La figure ci-contre peut donner une idée de cette disposition toute particulière. Ces feuilles sont très épaisses. Les trois nervures principales ne font jamais défaut. Les nervures secondaires sont en nombre variable suivant l’âge du végétal et surtout les dimensions des feuilles. Les nervures secondaires émettent elles-mêmes un grand nombre de filaments fort apparents et qui sillonnent le parenchyme de la feuille en venant aboutir presque en droite ligne aux bords. La face supérieure a une couleur verte foncée très prononcée. Elle est légèrement veloutée. La couleur de la face inférieure est verte très pâle. Elle est aussi légèrement veloutée. Enfin le pétiole d’un brun verdâtre à la base est d’un vert tendre à son sommet.

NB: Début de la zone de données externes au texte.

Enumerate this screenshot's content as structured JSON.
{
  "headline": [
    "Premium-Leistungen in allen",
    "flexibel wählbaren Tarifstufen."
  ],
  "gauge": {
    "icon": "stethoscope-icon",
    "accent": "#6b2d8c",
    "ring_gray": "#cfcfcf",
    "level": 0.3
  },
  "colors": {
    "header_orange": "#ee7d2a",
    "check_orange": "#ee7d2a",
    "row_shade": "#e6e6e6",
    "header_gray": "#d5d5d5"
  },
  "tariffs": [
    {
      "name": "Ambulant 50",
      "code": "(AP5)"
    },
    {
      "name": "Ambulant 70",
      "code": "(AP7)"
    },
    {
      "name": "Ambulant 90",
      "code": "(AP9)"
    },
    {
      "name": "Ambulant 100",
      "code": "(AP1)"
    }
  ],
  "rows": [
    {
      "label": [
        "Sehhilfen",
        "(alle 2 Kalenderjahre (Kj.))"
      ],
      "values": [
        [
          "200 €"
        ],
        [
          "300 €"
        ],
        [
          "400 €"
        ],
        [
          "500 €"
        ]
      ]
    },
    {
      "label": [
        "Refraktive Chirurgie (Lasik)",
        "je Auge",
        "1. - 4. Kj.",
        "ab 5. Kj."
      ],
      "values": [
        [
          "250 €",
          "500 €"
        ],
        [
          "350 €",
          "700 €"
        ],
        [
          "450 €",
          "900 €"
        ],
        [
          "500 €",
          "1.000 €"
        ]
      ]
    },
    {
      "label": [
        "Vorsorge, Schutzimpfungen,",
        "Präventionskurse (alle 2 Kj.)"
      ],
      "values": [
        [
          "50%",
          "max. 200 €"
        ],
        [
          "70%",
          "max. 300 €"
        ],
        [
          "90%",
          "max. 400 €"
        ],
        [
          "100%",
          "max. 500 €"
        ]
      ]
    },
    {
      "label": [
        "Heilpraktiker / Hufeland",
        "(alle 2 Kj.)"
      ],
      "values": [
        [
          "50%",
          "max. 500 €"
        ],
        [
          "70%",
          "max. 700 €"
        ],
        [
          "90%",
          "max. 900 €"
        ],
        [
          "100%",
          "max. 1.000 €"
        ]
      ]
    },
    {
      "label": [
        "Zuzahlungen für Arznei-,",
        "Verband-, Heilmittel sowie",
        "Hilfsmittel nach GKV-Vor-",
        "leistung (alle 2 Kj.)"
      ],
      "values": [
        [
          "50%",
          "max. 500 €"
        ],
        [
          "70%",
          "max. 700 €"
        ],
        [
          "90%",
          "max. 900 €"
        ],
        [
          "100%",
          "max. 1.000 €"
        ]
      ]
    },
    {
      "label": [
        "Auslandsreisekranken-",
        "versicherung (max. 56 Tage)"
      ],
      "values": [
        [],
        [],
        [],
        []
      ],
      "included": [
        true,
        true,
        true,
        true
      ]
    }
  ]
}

Les fleurs sont unisexuées, réunies sur un même spadice, les femelles à la base, les mâles au-dessus, non périanthées. Elles sont enveloppées dans une spathe peu ouverte, roulée en cornet et de couleur blanche légèrement jaunâtre. Le fruit est une baie globuleuse uniloculaire renfermant de deux à huit graines. Je dédie cette plante nouvelle à M. le professeur Heckel en la nommant Arum Heckeli.
Arum Heckeli Rançon.
Diabéré : Aroïdée comestible du genre Arum (feuille d’après nature).
(Dessin de A. M. Marrot).
La racine est un tubercule de la grosseur du poing environ, d’un brun noirâtre et ayant un peu la forme d’un oignon légèrement allongé. Sur ce tubercule viennent, quand la plante arrive à maturité, douze ou quinze turions environ dont les plus volumineux atteignent tout au plus la grosseur d’un œuf. C’est la partie comestible, et qui sert à la reproduction. Leur forme est celle du tubercule auquel ils adhèrent fortement. Leur couleur est aussi la même. La chair de ces turions est blanche, fortement aqueuse et compacte, elle rappelle celle de la pomme de terre ou plutôt de la patate. Leur odeur est légèrement vireuse.
Les semis de diabéré se font en juin et en juillet. Il suffit pour cela de placer les turions dans un trou creusé dans la terre à une profondeur d’environ dix à quinze centimètres. La récolte se fait en décembre. Vers la fin d’octobre ou au commencement de novembre, les habitants du Sandougou ont l’habitude de couper les feuilles à une hauteur de dix centimètres du sol environ pour faire grossir davantage les turions.
Le diabéré est un légume qui n’est pas à dédaigner même pour le palais délicat des Européens. Bouilli ou frit à la poële, il constitue un aliment d’un goût agréable. Je me souviens en avoir mangé avec plaisir en ragoût avec du mouton. Les indigènes le préfèrent bouilli et dans certaines régions, le Diaka, le Sandougou, le Tenda par exemple, ils en font une grande consommation. Dans ces derniers pays surtout on en consomme beaucoup, et les indigènes des pays voisins attribuent à l’abus qu’ils en font la maladie de peau et les nombreux goîtres dont sont atteints les habitants du Tenda. Nous y reviendrons plus longuement plus loin quand nous parlerons de ce pays.
A sept heures quinze minutes, nous traversons sans nous y arrêter le village de Diakaba. Le soleil commence à devenir brûlant, et la température chaude et humide est absolument intolérable.
Diakaba. — Diakaba est un village d’environ 600 habitants. Sa population est uniquement formée de Malinkés musulmans. Il est littéralement couvert de verdure et à part une grande quantité de papayers[14] il ne présente rien de particulier à signaler. Ce végétal croît là en pleine terre et n’a pas besoin de soins spéciaux. On le rencontre dans presque tous les villages du Sandougou. Son fruit, que tout le monde connaît, est savoureux et délicat et l’un des meilleurs desserts que l’on puisse rencontrer dans les pays chauds.
A un kilomètre et demi environ de Diakaba, nous traversons un assez gros village Peulh, Sidigui-Counda, qui disparaît littéralement dans une épaisse forêt de mil et de maïs.